Ardus's head rolled back to stare at the ceiling. If he closed his eyes he could see her, could smell her, feel her in his hands as he set her upright. She weighed so little, her body so small and fragile compared to what Ardus was used to. He reached for the glass on the side table and took another swallow of his drink, letting the chemical burn of fermented white foam algae sear his tongue and gullet. After a few of these he felt less upset about his thoughts and more relaxed, more easily distanced than he had in the moment when her soft, bronze skin had been under his fingers. Then he had been anxious, confusedly staring at her while she gathered the things she had dropped, all the while knowing he should have stooped and helped her but instead stood watching her like a useless idiot.

He looked at his hand, at the leathery palm and claw-tipped fingers with their short webs and knuckles crisscrossed with small scars and darkened pores. He knew how it looked to be the only Dreen without light, to be the darkest face in a room, to sit alone in his apartment with nothing to do except listen to waves he couldn't touch until sunrise. Speaking of touching... Human women are so strange. Their faces, their bodies, nothing at all like a Dreen. There is just so much. Hair, eyes, curves...
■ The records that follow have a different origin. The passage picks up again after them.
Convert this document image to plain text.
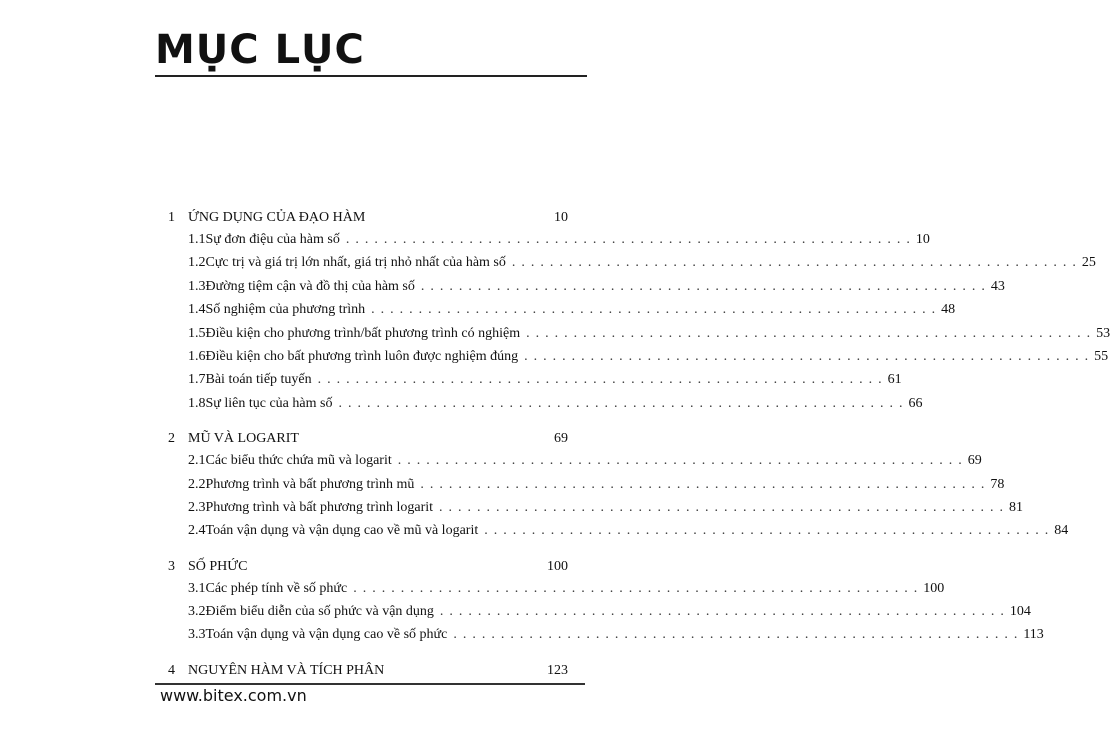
MỤC LỤC
1 ỨNG DỤNG CỦA ĐẠO HÀM	10
1.1 Sự đơn điệu của hàm số ............................................................ 10
1.2 Cực trị và giá trị lớn nhất, giá trị nhỏ nhất của hàm số ............................................................ 25
1.3 Đường tiệm cận và đồ thị của hàm số ............................................................ 43
1.4 Số nghiệm của phương trình ............................................................ 48
1.5 Điều kiện cho phương trình/bất phương trình có nghiệm ............................................................ 53
1.6 Điều kiện cho bất phương trình luôn được nghiệm đúng ............................................................ 55
1.7 Bài toán tiếp tuyến ............................................................ 61
1.8 Sự liên tục của hàm số ............................................................ 66
2 MŨ VÀ LOGARIT	69
2.1 Các biểu thức chứa mũ và logarit ............................................................ 69
2.2 Phương trình và bất phương trình mũ ............................................................ 78
2.3 Phương trình và bất phương trình logarit ............................................................ 81
2.4 Toán vận dụng và vận dụng cao về mũ và logarit ............................................................ 84
3 SỐ PHỨC	100
3.1 Các phép tính về số phức ............................................................ 100
3.2 Điểm biểu diễn của số phức và vận dụng ............................................................ 104
3.3 Toán vận dụng và vận dụng cao về số phức ............................................................ 113
4 NGUYÊN HÀM VÀ TÍCH PHÂN	123
www.bitex.com.vn
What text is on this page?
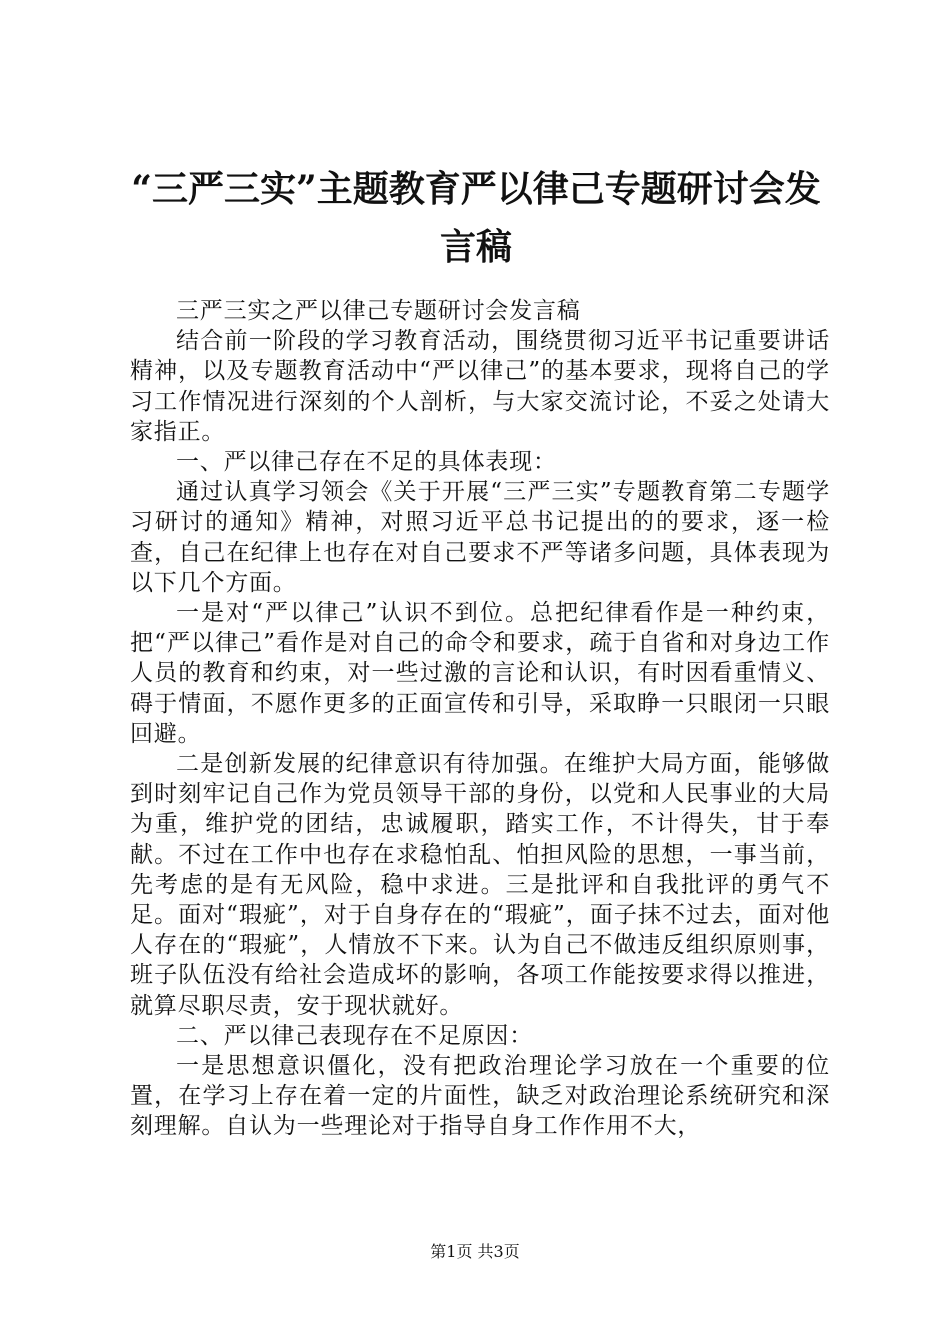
“三严三实”主题教育严以律己专题研讨会发言稿

三严三实之严以律己专题研讨会发言稿

结合前一阶段的学习教育活动，围绕贯彻习近平书记重要讲话精神，以及专题教育活动中“严以律己”的基本要求，现将自己的学习工作情况进行深刻的个人剖析，与大家交流讨论，不妥之处请大家指正。

一、严以律己存在不足的具体表现：

通过认真学习领会《关于开展“三严三实”专题教育第二专题学习研讨的通知》精神，对照习近平总书记提出的的要求，逐一检查，自己在纪律上也存在对自己要求不严等诸多问题，具体表现为以下几个方面。

一是对“严以律己”认识不到位。总把纪律看作是一种约束，把“严以律己”看作是对自己的命令和要求，疏于自省和对身边工作人员的教育和约束，对一些过激的言论和认识，有时因看重情义、碍于情面，不愿作更多的正面宣传和引导，采取睁一只眼闭一只眼回避。

二是创新发展的纪律意识有待加强。在维护大局方面，能够做到时刻牢记自己作为党员领导干部的身份，以党和人民事业的大局为重，维护党的团结，忠诚履职，踏实工作，不计得失，甘于奉献。不过在工作中也存在求稳怕乱、怕担风险的思想，一事当前，先考虑的是有无风险，稳中求进。三是批评和自我批评的勇气不足。面对“瑕疵”，对于自身存在的“瑕疵”，面子抹不过去，面对他人存在的“瑕疵”，人情放不下来。认为自己不做违反组织原则事，班子队伍没有给社会造成坏的影响，各项工作能按要求得以推进，就算尽职尽责，安于现状就好。

二、严以律己表现存在不足原因：

一是思想意识僵化，没有把政治理论学习放在一个重要的位置，在学习上存在着一定的片面性，缺乏对政治理论系统研究和深刻理解。自认为一些理论对于指导自身工作作用不大，

第1页 共3页
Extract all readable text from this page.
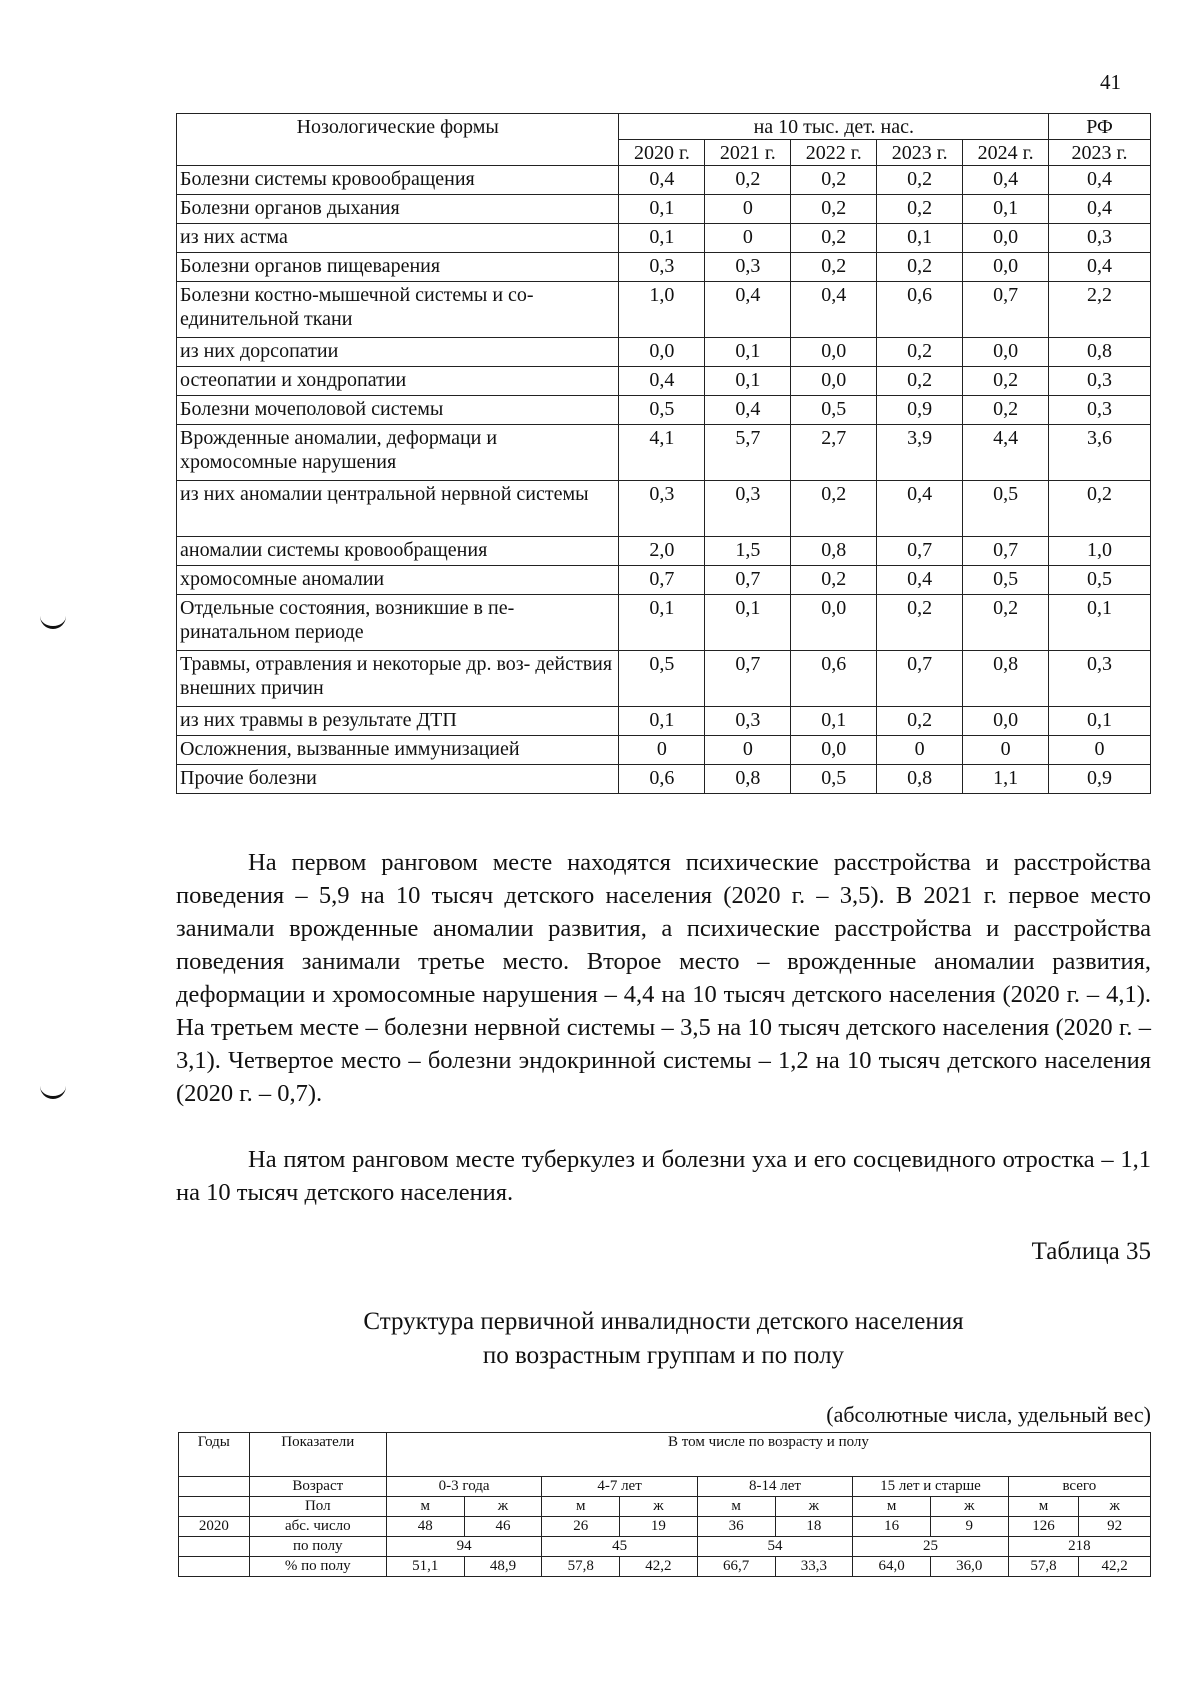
41
Нозологические формы	на 10 тыс. дет. нас.					РФ
	2020 г.	2021 г.	2022 г.	2023 г.	2024 г.	2023 г.
Болезни системы кровообращения	0,4	0,2	0,2	0,2	0,4	0,4
Болезни органов дыхания	0,1	0	0,2	0,2	0,1	0,4
из них астма	0,1	0	0,2	0,1	0,0	0,3
Болезни органов пищеварения	0,3	0,3	0,2	0,2	0,0	0,4
Болезни костно-мышечной системы и со- единительной ткани	1,0	0,4	0,4	0,6	0,7	2,2
из них дорсопатии	0,0	0,1	0,0	0,2	0,0	0,8
остеопатии и хондропатии	0,4	0,1	0,0	0,2	0,2	0,3
Болезни мочеполовой системы	0,5	0,4	0,5	0,9	0,2	0,3
Врожденные аномалии, деформаци и хромосомные нарушения	4,1	5,7	2,7	3,9	4,4	3,6
из них аномалии центральной нервной системы	0,3	0,3	0,2	0,4	0,5	0,2
аномалии системы кровообращения	2,0	1,5	0,8	0,7	0,7	1,0
хромосомные аномалии	0,7	0,7	0,2	0,4	0,5	0,5
Отдельные состояния, возникшие в пе- ринатальном периоде	0,1	0,1	0,0	0,2	0,2	0,1
Травмы, отравления и некоторые др. воз- действия внешних причин	0,5	0,7	0,6	0,7	0,8	0,3
из них травмы в результате ДТП	0,1	0,3	0,1	0,2	0,0	0,1
Осложнения, вызванные иммунизацией	0	0	0,0	0	0	0
Прочие болезни	0,6	0,8	0,5	0,8	1,1	0,9

На первом ранговом месте находятся психические расстройства и расстройства поведения – 5,9 на 10 тысяч детского населения (2020 г. – 3,5). В 2021 г. первое место занимали врожденные аномалии развития, а психические расстройства и расстройства поведения занимали третье место. Второе место – врожденные аномалии развития, деформации и хромосомные нарушения – 4,4 на 10 тысяч детского населения (2020 г. – 4,1). На третьем месте – болезни нервной системы – 3,5 на 10 тысяч детского населения (2020 г. – 3,1). Четвертое место – болезни эндокринной системы – 1,2 на 10 тысяч детского населения (2020 г. – 0,7).

На пятом ранговом месте туберкулез и болезни уха и его сосцевидного отростка – 1,1 на 10 тысяч детского населения.

Таблица 35
Структура первичной инвалидности детского населения
по возрастным группам и по полу
(абсолютные числа, удельный вес)
Годы	Показатели	В том числе по возрасту и полу									
	Возраст	0-3 года		4-7 лет		8-14 лет		15 лет и старше		всего	
	Пол	м	ж	м	ж	м	ж	м	ж	м	ж
2020	абс. число	48	46	26	19	36	18	16	9	126	92
	по полу	94		45		54		25		218	
	% по полу	51,1	48,9	57,8	42,2	66,7	33,3	64,0	36,0	57,8	42,2
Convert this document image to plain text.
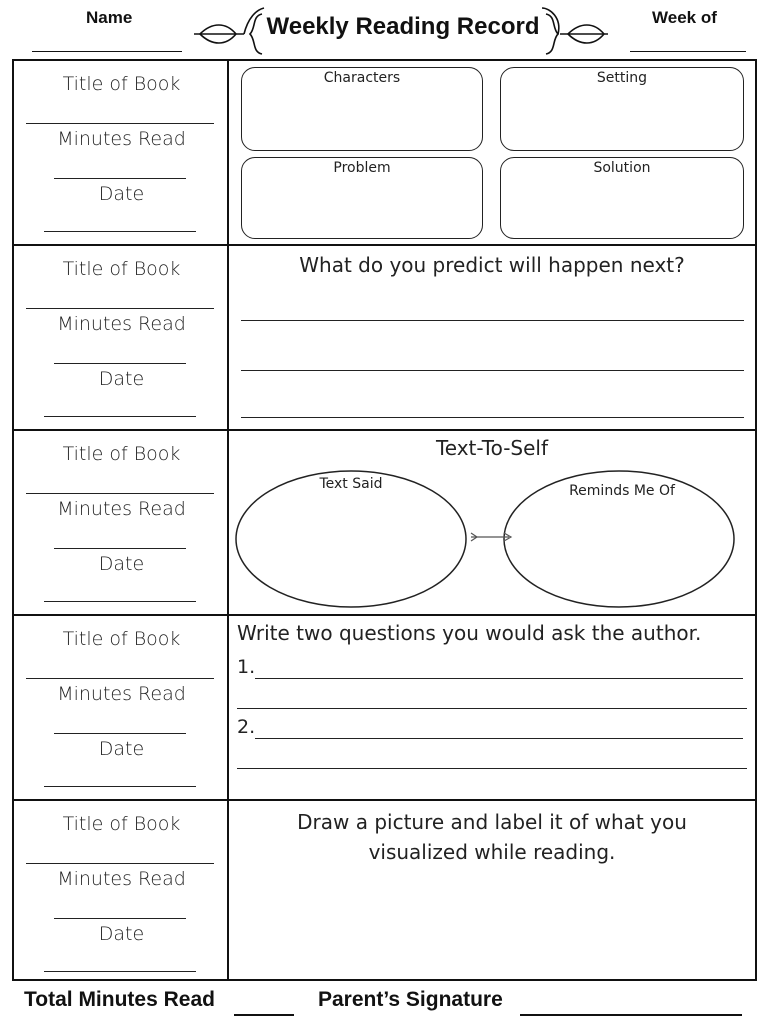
Name	Weekly Reading Record	Week of
Title of Book
Minutes Read
Date
Characters	Setting
Problem	Solution
Title of Book
Minutes Read
Date
What do you predict will happen next?
Title of Book
Minutes Read
Date
Text-To-Self
Text Said	Reminds Me Of
Title of Book
Minutes Read
Date
Write two questions you would ask the author.
1.
2.
Title of Book
Minutes Read
Date
Draw a picture and label it of what you
visualized while reading.
Total Minutes Read	Parent’s Signature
He breathed deep, pulling in cool salt air and expelling it all in an explosive sigh. Those curves were what bothered him the most, the impression that no matter where he looked, there was something to look at. Her soft cheeks, her brown shoulders, the line of her neck, her impossibly round hips and thighs and... He drained his glass and flopped sideways on the couch, flat on his back. The room rocked slightly. No more white foam tonight, he thought. It would be hard enough to sleep as it was, staring up into the dark with the images burned into his brain forcing themselves to the front of his thoughts. I am too old for this, been dark too long. I should go to bed. But if he did that, morning would come sooner and he would have to go into that office and be near her. A part of him liked that, liked it very much. He could go and look and watch how her body moved in those strange human clothes she wore. There was some kind of skirt, one that encased her legs from her knees up to her waist. She'd been wearing a dark blue one in the marketplace when he'd found her and her ruined dinner on the sand.